Di titik pengambilan sampel, para peneliti menggunakan BRUV (stasiun video bawah air jarak jauh berumpan, dengan kamera tahan air pada tripod, lampu, dan lengan panjang yang memegang sepotong sarden sebagai umpan) untuk menjelajahi kumpulan ikan di habitat dangkal dan mesofotik pada kedalaman antara 6 m dan 43 m. Mereka merekam selama satu jam dan mencatat suhu air, kedalaman, dan bentuk lahan di dekatnya. Penetrasi cahaya diperkirakan menggunakan basis data laut internasional. Data ini dan spesies ikan yang diidentifikasi membantu menentukan batas atas zona mesofotik, yang dicapai hanya oleh 10% cahaya yang masuk di permukaan laut.
“Penetrasi cahaya secara langsung mempengaruhi produksi primer, sehingga lebih sedikit organisme yang membutuhkan cahaya untuk fotosintesis (yaitu tanaman). Seperti yang diharapkan, tidak ada ikan herbivora yang ditemukan di wilayah ini,” kata Gragnolati.
Mereka menganalisis video dengan perangkat lunak yang mengidentifikasi spesies ikan dan juga menggunakan gambar untuk menghitung dan mengukur ikan, memperkirakan kelimpahan relatifnya, dan mengukur biomassa di area tersebut.
Spesies diklasifikasikan menurut makanan (karnivora, herbivora, atau omnivora) dan apakah mereka menjadi target penangkapan ikan di wilayah tersebut. Perbedaan keanekaragaman antara zona mesofotik dan zona dangkal adalah 73%. Sekelompok delapan spesies menyumbang setengah dari perbedaan antara kedua zona tersebut.
Ikan porgy merah atau ikan laut biasa (Pagrus pagrus) dan Sand perch (Sebuah dilektrum yang indah) adalah spesies yang paling sering diamati di zona mesofotik, sedangkan gerutu Tomtate (Haemulon aurolineatum) merupakan spesies yang paling sering tercatat di zona dangkal.
“Studi ini juga membuktikan dampak ekologis dari unit konservasi laut dengan perlindungan penuh, yang melarang penangkapan ikan.

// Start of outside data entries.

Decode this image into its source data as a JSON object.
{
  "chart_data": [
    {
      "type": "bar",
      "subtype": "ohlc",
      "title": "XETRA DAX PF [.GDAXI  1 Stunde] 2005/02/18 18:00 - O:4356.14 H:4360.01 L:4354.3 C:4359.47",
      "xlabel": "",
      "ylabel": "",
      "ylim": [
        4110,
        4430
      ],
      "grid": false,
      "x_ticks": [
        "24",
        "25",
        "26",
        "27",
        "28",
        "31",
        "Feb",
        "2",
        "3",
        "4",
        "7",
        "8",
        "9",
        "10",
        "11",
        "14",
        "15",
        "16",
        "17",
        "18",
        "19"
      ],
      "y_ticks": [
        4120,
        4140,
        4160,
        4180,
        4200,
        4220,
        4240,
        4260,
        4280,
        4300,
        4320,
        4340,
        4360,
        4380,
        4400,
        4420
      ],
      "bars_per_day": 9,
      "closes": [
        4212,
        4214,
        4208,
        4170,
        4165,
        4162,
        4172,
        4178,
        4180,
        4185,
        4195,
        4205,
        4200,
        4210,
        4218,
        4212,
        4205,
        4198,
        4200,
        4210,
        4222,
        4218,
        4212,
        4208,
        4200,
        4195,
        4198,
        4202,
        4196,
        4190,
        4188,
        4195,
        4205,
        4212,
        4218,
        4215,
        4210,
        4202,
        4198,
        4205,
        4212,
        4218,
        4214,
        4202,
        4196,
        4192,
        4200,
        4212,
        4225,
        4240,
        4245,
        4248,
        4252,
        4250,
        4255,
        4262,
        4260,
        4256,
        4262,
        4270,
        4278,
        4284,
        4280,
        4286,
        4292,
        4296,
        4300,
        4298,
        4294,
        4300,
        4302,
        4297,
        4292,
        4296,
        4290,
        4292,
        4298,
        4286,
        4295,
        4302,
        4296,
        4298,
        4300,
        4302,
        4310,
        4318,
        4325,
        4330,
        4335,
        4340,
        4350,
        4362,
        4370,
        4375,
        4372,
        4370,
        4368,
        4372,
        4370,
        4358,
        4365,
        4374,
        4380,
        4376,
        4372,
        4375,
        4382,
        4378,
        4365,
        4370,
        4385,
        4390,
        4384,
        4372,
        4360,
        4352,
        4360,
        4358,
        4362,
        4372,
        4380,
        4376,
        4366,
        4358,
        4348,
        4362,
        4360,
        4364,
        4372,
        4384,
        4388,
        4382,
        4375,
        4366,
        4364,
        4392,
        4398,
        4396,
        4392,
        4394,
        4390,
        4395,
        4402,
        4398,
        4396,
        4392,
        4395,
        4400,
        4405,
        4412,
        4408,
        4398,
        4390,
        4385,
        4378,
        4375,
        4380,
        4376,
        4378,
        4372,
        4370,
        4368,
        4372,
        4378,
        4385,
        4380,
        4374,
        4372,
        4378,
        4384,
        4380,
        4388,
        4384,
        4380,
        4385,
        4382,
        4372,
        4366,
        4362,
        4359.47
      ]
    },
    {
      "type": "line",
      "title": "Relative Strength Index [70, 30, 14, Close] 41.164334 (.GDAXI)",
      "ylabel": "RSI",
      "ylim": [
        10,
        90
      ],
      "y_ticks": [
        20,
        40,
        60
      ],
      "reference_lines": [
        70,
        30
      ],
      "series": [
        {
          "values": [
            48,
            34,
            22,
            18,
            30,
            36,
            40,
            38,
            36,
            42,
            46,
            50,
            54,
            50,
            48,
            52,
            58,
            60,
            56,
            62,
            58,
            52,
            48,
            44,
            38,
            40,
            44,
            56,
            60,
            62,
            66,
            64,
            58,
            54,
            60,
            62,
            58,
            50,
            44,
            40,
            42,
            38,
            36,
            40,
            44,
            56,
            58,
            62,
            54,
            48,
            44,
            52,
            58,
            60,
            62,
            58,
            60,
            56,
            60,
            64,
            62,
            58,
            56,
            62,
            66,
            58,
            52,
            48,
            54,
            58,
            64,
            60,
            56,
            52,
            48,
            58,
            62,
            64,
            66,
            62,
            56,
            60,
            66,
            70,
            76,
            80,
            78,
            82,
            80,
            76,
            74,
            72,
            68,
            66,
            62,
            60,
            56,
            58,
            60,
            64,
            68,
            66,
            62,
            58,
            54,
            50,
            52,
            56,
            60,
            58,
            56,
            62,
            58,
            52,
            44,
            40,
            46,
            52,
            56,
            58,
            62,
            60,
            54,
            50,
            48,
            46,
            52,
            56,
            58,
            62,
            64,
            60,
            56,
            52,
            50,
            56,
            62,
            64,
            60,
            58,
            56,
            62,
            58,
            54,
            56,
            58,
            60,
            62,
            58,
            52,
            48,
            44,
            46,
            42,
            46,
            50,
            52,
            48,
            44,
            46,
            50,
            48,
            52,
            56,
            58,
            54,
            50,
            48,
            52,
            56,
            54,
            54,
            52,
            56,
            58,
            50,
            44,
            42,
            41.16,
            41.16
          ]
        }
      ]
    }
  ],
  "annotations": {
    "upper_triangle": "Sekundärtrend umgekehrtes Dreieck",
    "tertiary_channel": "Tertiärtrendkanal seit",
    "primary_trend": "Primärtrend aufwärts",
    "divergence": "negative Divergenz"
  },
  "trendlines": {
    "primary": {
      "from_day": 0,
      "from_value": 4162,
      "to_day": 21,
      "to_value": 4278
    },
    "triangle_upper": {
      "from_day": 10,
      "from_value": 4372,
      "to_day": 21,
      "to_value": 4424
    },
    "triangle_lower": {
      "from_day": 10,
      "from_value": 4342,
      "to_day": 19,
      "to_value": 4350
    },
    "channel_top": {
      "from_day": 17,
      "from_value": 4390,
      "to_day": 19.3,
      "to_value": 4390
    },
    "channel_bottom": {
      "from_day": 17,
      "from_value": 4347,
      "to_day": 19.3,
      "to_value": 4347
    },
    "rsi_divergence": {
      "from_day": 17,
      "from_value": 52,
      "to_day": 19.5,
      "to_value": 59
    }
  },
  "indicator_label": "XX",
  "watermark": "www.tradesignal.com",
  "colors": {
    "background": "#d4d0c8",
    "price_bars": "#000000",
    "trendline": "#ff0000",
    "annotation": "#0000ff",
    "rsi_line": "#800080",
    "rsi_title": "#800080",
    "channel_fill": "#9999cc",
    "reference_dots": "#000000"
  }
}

Taman Negara Bagian Laje de Santos, misalnya, memiliki kekayaan spesies 2,5 kali lebih banyak dan biomassa spesies target delapan kali lebih banyak dari area yang mengizinkan penangkapan ikan,” kata Motta.
Pantai São Paulo memiliki perlindungan laut terbanyak di Brasil – 53,7% wilayahnya memiliki perlindungan – namun jumlah spesies laut yang terancam punah juga merupakan yang tertinggi di negara tersebut. Penangkapan ikan hanya dilarang di 5,7% wilayahnya.
Referensi: “Struktur vertikal kumpulan ikan karang dan penetrasi cahaya mengungkapkan batas baru ekosistem mesofotik di Atlantik Barat Daya subtropis” oleh Maisha Gragnolati, Fernanda A. Rolim, Guilherme H. Pereira-Filho, Ana Clara S. Athayde, Áurea M. Ciotti dan Fabio S. Motta, 27 April 2024, Penelitian Lingkungan Kelautan.
DOI: 10.1016/j.marenvres.2024.106527
Studi ini memenangkan hadiah untuk presentasi lisan terbaik pada awal Mei di Pertemuan Terumbu Karang Brasil (EReBra) yang diadakan di Niterói (negara bagian Rio de Janeiro).
Penelitian ini didanai oleh Yayasan Penelitian São Paulo.